Hatırlarsanız geçen sayıda Dördüncü Çanakkale Deniz Savaşı’nı anlatmaya başlamıştım. Şimdi, kaldığımız yerden devam edelim. Bakalım bu önemli savaşta neler yaşanmış, neler olup bitmiş?
Yazının ilk bölümünü M. Turhan Tan’ın Viyana Dönüşü adlı tarihi romanından yaptığım bir alıntıyla noktalamıştık. Kara Mehmed, Venedik Donanması’nın önünü kesip İstanbul’u kurtaran olayları anlatıyordu.
Romanda, hikâyesini ilk bölümde anlattığım gibi, Alaiye Sancak Beyi (günümüz Alanya’sı) Küçük Mehmed’in üç kayığı paylaşan altmış arkadaşıyla düşman mavnalarına hücum etmesi, Süleyman Kaptan’ın mavnasını geri almaları, Venedik mavnasını ele geçirmeleri ve mavnadaki yüz elliden fazla düşman askerini doğramaları anlatılır…

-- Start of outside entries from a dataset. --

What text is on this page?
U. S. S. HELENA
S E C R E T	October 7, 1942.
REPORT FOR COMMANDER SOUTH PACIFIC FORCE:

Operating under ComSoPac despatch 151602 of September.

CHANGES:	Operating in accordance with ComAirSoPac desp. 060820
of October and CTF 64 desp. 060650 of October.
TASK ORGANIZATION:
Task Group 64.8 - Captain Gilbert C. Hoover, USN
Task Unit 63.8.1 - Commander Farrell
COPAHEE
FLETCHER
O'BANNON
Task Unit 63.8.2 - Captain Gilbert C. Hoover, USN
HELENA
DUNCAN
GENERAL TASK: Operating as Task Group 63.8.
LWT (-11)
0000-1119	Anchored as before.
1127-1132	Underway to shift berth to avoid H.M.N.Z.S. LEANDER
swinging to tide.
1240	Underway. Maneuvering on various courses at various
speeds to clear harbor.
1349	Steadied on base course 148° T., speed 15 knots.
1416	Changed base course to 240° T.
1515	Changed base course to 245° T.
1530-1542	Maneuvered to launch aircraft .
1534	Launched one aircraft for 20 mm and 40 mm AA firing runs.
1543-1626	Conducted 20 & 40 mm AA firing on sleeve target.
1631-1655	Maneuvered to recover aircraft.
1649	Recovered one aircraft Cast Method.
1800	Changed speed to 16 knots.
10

Romandan yaptığımız alıntıya kaldığımız yerden devam edelim…
“İki kıyıdaki Türk askerleri alkış çekiyordu. Ellerin çıkardığı ses deniz gürültüsünü bastırıyordu, koca vezir ağlıyordu. Türk kayığı Venedik mavnalarını yenmişti; Türk yumruğu düşman toplarını yenmişti. Türk kılıcı bir filoyu kaçırmıştı. Fakat sevincimiz yine yarı kaldı. Çünkü Küçük Mehmed’in üç kayıkla paçavraya çevirdiği dört Venedik mavnası büyük gemilerine doğru süklüm püklüm sürüklenip giderken, bizim kalyonlar da rüzgârdan da yardım görüp Sakız’a doğru savuşuyorlardı. Artık düşman önünde biz gemisiz kalmıştık, Boğaz’ı zorlarsa çürük toplarımızla onu durdurmaya savaşacaktık.

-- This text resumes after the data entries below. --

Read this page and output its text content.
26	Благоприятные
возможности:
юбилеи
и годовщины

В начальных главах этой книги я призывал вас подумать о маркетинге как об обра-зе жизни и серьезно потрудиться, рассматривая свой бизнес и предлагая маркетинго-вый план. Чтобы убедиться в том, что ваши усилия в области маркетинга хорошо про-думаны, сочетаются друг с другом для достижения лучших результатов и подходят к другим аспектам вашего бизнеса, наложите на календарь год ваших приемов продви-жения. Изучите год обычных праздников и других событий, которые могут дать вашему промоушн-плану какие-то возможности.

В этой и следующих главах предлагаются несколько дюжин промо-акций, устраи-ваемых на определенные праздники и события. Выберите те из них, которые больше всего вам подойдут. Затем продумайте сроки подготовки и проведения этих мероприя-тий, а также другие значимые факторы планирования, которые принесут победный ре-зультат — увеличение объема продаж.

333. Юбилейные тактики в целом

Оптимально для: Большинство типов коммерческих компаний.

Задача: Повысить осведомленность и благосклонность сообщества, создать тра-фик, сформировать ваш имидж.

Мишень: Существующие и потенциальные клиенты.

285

Venedik ve Malta çektirileri, “Ver elini Sakız!” diye Boğaz’dan açılan bizim gemileri önlemeye, çevirmeye koşuyorlardı. Biz onların meramını sezince yine tek göz gibi benliğimizi denize vermiştik, nemli bakışlarla iki donanmayı süzüyorduk. Çerkeş Osman’ın savaştan kaçtığı belliydi. Fakat düşmanın zoru önünde utanıp er meydanına döneceğini umuyorduk. Meğer yine aldanmışız. Korkak kaptan, canını kurtarmaktan gayri bir şey düşünmüyormuş. Bunu biraz sonra anladık. Çünkü, düşman bizimkilerin önünü kesiverince Çerkeş Osman ileri atılacak yerde geri döndü. Bu kaçış sırasında yeniçeri kahyasının yedek gemisi elden çıktı, on beş kadırgamız karaya vurdu, içindeki derme çatma askerler, aylıklı askerler denize döküldü.
fırıl dönüyor, boyna dövünüyordu. Gemilerimizin Büyük Kepez’e doğru kepazece dağıldıklarını görünce hemen bir kayığa atladı, Rumeli yakasına geçti, Türk donanmasına kürekçi ve cenkçi yazılıp bu edepsizliği yapan korkak gidileri (asker müsveddelerini) karşılamaya koştu. Kadırgalardan denize dökülen ödsüzlerden yüzme bilmeyenler zaten boğulup gitmişlerdi, canlarını kurtarıp karaya ulaşanlar da ıslak tavuklar gibi, adım attıkları yerde pinekleyip duruyorlardı. Koca vezir öbür yakaya çıkar çıkmaz askere emir verdi, namert kaçakları kılıçtan geçirtti. Ödlek kürekçiler, korkak cenkçiler bulutu görünce yağmur yağar diye kaçmışlardı, koca vezir onları doluya tutturdu, birer birer kestirdi. Fakat durum nazikti. Büyük Kepez’de karaya vuran üç mavna ile on çektirmemizin, Kafirbucağı’nda üst üste yığılan kadırgaların düşman tarafından yakalanacağına yahut yakalanıp götürüleceğine şüphe yoktu. Artık gayret bize düşüyordu. Gemilerimize saldırılırsa biz topları işletecektik. Onun için ellerimiz fitilde bekliyorduk.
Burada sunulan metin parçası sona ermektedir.